My previous blog, a “cringe” that pains me to read these days, now that I’m a more mature writer (at least by age), was the sort of young, inexperienced, quick writing. The kind that Strunk and White would describe as “breezy” in The Elements of Style. It’s the kind of writing that is self-aggrandizing, an instant turn-off for the reader, full of opinion and thought vomit. Essentially, it’s bad writing. I deleted that latest post and some older posts and drafts because I want my site to represent the writer I think I am now. Not what I pretended to be back when my desk was in the center of the room. The same with the two novels I published. I wish I could keep the remaining paperbacks in the box in my basement closet, just take them out of print entirely. But I can’t do that, or bring myself to do it. For one, my wife doesn’t want me to. For two, the email address I have on file with Ingram no longer exists, nor would I even know my password if I had the email.

Writing drafts
Handwritten drafts

Lesson Learned

So instead of publishing anything over the last eight years, I had my nose to the grindstone, working on many projects, fine-tuning my craft, my technique, my method. I believe I have evolved, learned a lot through trial and error and, most importantly, through rejection and the indifference of the literary world. I taught myself, studied, read, and unlearned what I learned during my MFA years. Or maybe I should say that I learned to step away from the forms and styles I experimented with getting my MFA: the forms and styles that got me nowhere.

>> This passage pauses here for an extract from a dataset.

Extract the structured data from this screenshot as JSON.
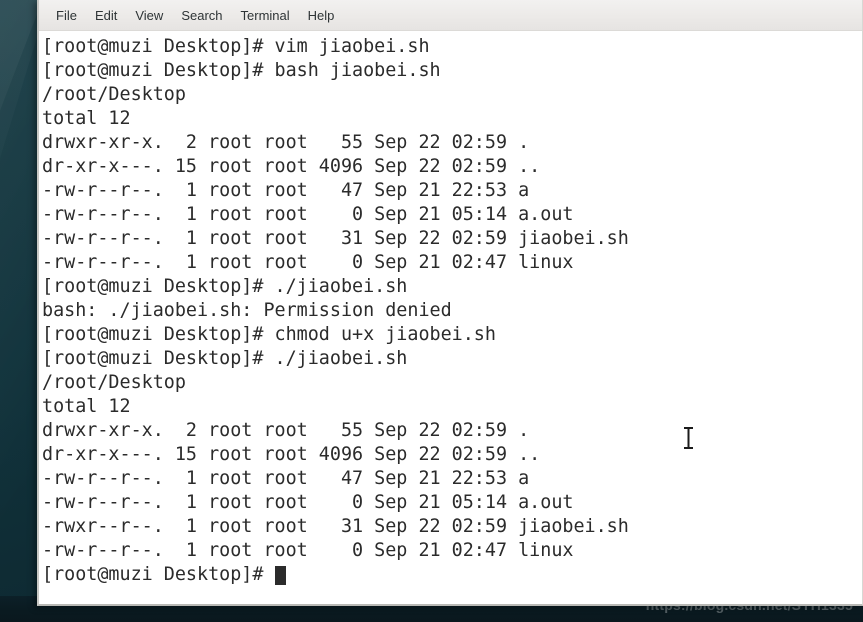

I’ve also come to appreciate the typewriter — for first drafts, at least. Whereas before, for years, I would write my first drafts in pencil (thanks Hemingway). The idea being, as John Irving would agree, that writing by hand slows your writing down. That was the goal anyway. But my horrible scribble spewed out just as fast, if not faster, than I typed on a computer keyboard. No, typewriters are the way to go. It’s a guaranteed way to slow my writing down. Writing on a typewriter cannot be frantic or rushed because it’s too easy to mistype and eff up if you don’t concentrate. Plus it’s fun. There isn’t a writing experience like it.

All this is to say that this post should be considered an introduction to a new chapter on my website/blog. So, may the ink I type before the dawn bloom into something worth reading. Let it see the light of the day.